Perinatal mortality seems to be increased and is comparable to that of the UK study (2.5%), the New Zealand study (3.9%) and the Danish study (6.7%) [13, 14, 17] and it is similar to that in women with type 1 diabetes. A considerable part is explicable by the congenital malformations [3]. In the New Zealand study, 33% of perinatal deaths were related to congenital abnormalities, as compared to 25% and 33% in type 1 diabetes [1, 7]. Other factors, such as stillbirth and difficult delivery also contribute to perinatal death, suggesting avenues for new potential preventive treatment.
The limitations of this study are based on the retrospective nature as well as the limited size and special ethnic composition of the study group. There is minimal contribution from the Hindu or East Asian population and the Afro-Caribbean population. Both groups have a relatively high prevalence of diabetes during the fertile period.
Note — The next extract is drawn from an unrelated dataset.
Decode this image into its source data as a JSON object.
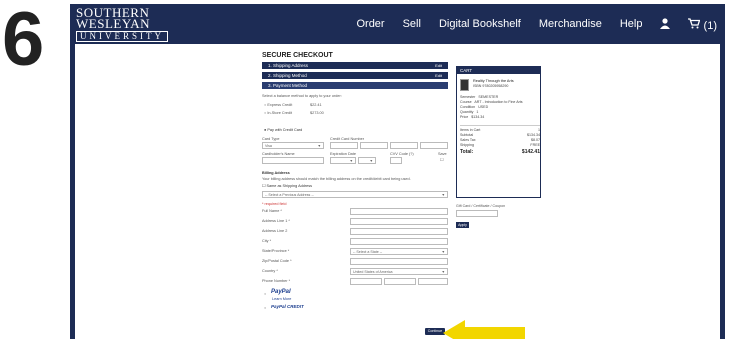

An extension of this retrospective study that aims to include these groups is ongoing. Due to the limited size, differences between the study group and the normal population had to be quite large to reach statistical significance. This underscores the importance of a multi-center study.
In conclusion, pre-gestational type 2 diabetes is still associated with an increased incidence of adverse pregnancy outcome despite a mean HbA1c level within normal ranges and a high incidence of planned pregnancies. A considerable proportion of the women report at the 'normal' gestational age for the first antenatal visit, which is however late in diabetic pregnancies. Improvements in outcomes may be expected from more active specialist peri-gestational care, including pre-pregnancy referral to specialist care, and a tailored approach for women from migrant communities.